Edward Bainbridge
Edward Bainbridge
Edward Bainbridge was the Tremere primogen of London during the Victorian Age.
The primogen's favorite haunt is the British Museum, which Clan Tremere has collectively pressured to have declared an Elysium. Scholarly to a fault, Edward has only three suits at any given time, which his servant has meticulously repaired upon countless occasions. The spectacles he wears are not an affectation; when he was Embraced, his vision was poor, his hairline was receding, and a paunch had settled around his midsection. Outsiders in other clans make the mistake of considering Edward harmless. Yet during high rituals, he is as passionate as a force of nature. His approach to magic usually involves assuming a particular persona of mythic significance during a carefully planned ceremony. He seems to transform his very identity when his craft demands it.
Mental characteristics
Personal history
As a professor of anthropology and archaeology, Edward had a promising mortal career. Initially, his singular vice was a fascination with the occult. Hidden within his sedate and outdated scholarly library, Edward hid treatises on the shocking rituals of savage tribes.
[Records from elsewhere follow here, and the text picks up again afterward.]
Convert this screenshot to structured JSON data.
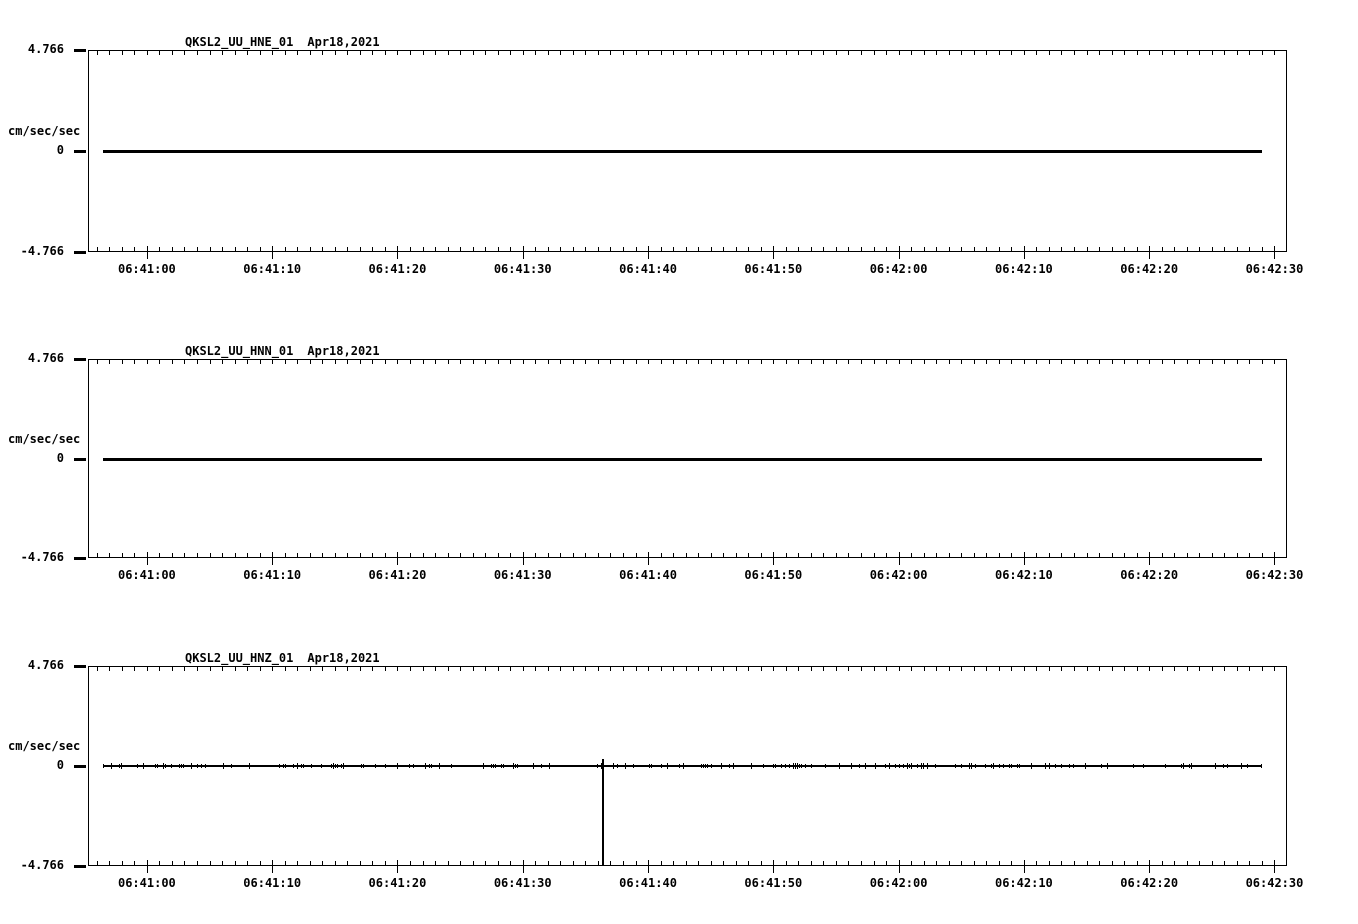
{
  "page": {
    "background": "#ffffff",
    "ink": "#000000"
  },
  "chart_data": [
    {
      "type": "line",
      "title": "QKSL2_UU_HNE_01",
      "date_label": "Apr18,2021",
      "ylabel": "cm/sec/sec",
      "ylim": [
        -4.766,
        4.766
      ],
      "y_tick_labels": [
        "4.766",
        "0",
        "-4.766"
      ],
      "y_tick_values": [
        4.766,
        0,
        -4.766
      ],
      "x_tick_labels": [
        "06:41:00",
        "06:41:10",
        "06:41:20",
        "06:41:30",
        "06:41:40",
        "06:41:50",
        "06:42:00",
        "06:42:10",
        "06:42:20",
        "06:42:30"
      ],
      "x_tick_offsets_s": [
        0,
        10,
        20,
        30,
        40,
        50,
        60,
        70,
        80,
        90
      ],
      "x_minor_step_s": 1,
      "grid": false,
      "legend": "none",
      "series": [
        {
          "name": "HNE",
          "baseline_value": 0,
          "start_offset_s": -3.5,
          "end_offset_s": 89.0,
          "noise_amplitude": 0.0,
          "spikes": []
        }
      ]
    },
    {
      "type": "line",
      "title": "QKSL2_UU_HNN_01",
      "date_label": "Apr18,2021",
      "ylabel": "cm/sec/sec",
      "ylim": [
        -4.766,
        4.766
      ],
      "y_tick_labels": [
        "4.766",
        "0",
        "-4.766"
      ],
      "y_tick_values": [
        4.766,
        0,
        -4.766
      ],
      "x_tick_labels": [
        "06:41:00",
        "06:41:10",
        "06:41:20",
        "06:41:30",
        "06:41:40",
        "06:41:50",
        "06:42:00",
        "06:42:10",
        "06:42:20",
        "06:42:30"
      ],
      "x_tick_offsets_s": [
        0,
        10,
        20,
        30,
        40,
        50,
        60,
        70,
        80,
        90
      ],
      "x_minor_step_s": 1,
      "grid": false,
      "legend": "none",
      "series": [
        {
          "name": "HNN",
          "baseline_value": 0,
          "start_offset_s": -3.5,
          "end_offset_s": 89.0,
          "noise_amplitude": 0.0,
          "spikes": []
        }
      ]
    },
    {
      "type": "line",
      "title": "QKSL2_UU_HNZ_01",
      "date_label": "Apr18,2021",
      "ylabel": "cm/sec/sec",
      "ylim": [
        -4.766,
        4.766
      ],
      "y_tick_labels": [
        "4.766",
        "0",
        "-4.766"
      ],
      "y_tick_values": [
        4.766,
        0,
        -4.766
      ],
      "x_tick_labels": [
        "06:41:00",
        "06:41:10",
        "06:41:20",
        "06:41:30",
        "06:41:40",
        "06:41:50",
        "06:42:00",
        "06:42:10",
        "06:42:20",
        "06:42:30"
      ],
      "x_tick_offsets_s": [
        0,
        10,
        20,
        30,
        40,
        50,
        60,
        70,
        80,
        90
      ],
      "x_minor_step_s": 1,
      "grid": false,
      "legend": "none",
      "series": [
        {
          "name": "HNZ",
          "baseline_value": 0,
          "start_offset_s": -3.5,
          "end_offset_s": 89.0,
          "noise_amplitude": 0.12,
          "spikes": [
            {
              "time_label": "06:41:36",
              "offset_s": 36.4,
              "min_value": -4.766,
              "max_value": 0.3
            }
          ]
        }
      ]
    }
  ]
}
During an alleged vacation in the Congo, he actually participated in tribal rites that would have scandalized him at the university. The natives of that tribe worshipped a "blood goddess," a beautiful creature who came in the night to take whomever she pleased. He prayed she would take him, bestowing upon him the true knowledge he craved.
Edward knew nothing of the object of their veneration. Elaine de Calinot was a powerful Tremere sorceress whose aegis of domain extended across the continent. As one of the clan's seven pontifices, she watched over African chantries from Capetown to Alexandria. The Empire's colonialism had given her an opportunity to discover methods of magic unknown on the European continent. To aid her in studying the forbidden, she began the controversial practice of Embracing mortal natives who had demonstrated magical acumen. When she discovered Professor Bainbridge, she turned the timid scholar from the light to a path of darkness. She then patronized his researches into activity across the African continent, encouraging him to learn from firsthand experience. She had chosen wisely.
Upon his return to the heart of the empire, Edward's knowledge of African magic made him a curiosity in Britain, assuring his fame within his clan. Years of devout service to the pontifex resulted in his ascension up the pyramid of power that is Clan Tremere. His ability to blend so thoroughly into other cultures, observe their magical practices, and assiduously document them earned him admiration in the scholarly circles of the Damned. When the spiritualist movement began, he eagerly participated in many such gatherings, quickly sorting the charlatans from the visionaries. As a panorama of occult societies took hold in Europe, he traveled widely at the behest of the pontifices, documenting the evolution of magic.
Triumphs of scholarship eventually earned him a position as a primogen in London, a cosmopolitan locale that Edward decided should host a wide array of practitioners, whether living, dead or undead. Through extensive correspondence, he extended invitations to occultists and loremasters throughout the world. Edward's enthusiasm was a sharp departure from the attitudes of the city's previous primogen, Monsieur Pachard. The former councilor's mysterious death scandalized the London Camarilla. Openly, his disappearance was blamed on an attack by Sabbat crusaders, but privately, some insightful ancillae whispered that he had been eliminated through intrigue. The local Nosferatu hinted that the former primogen had a falling out with the primogen council, possibly resulting in his sudden "committal" to the Deep Ward of Dr. Timothy's asylum. Within half a century, several old and treacherous primogen councilors had been replaced by younger and more inexperienced ones.
During his decades of travel and research, Edward had encountered a vast array of disturbing supernatural activity. One of the most remarkable was a cult of magi who had claimed to practice techniques preserved from the Dark Ages — most notably, sorcery involving fire. For reasons he could not understand, the Inner Circle of the Tremere moved quickly to destroy this hidden cabal. A few survivors were taken to Vienna, where they were extensively conditioned to obey the clan, enforce the clan's will, and forget the existence of the Order of Hermes.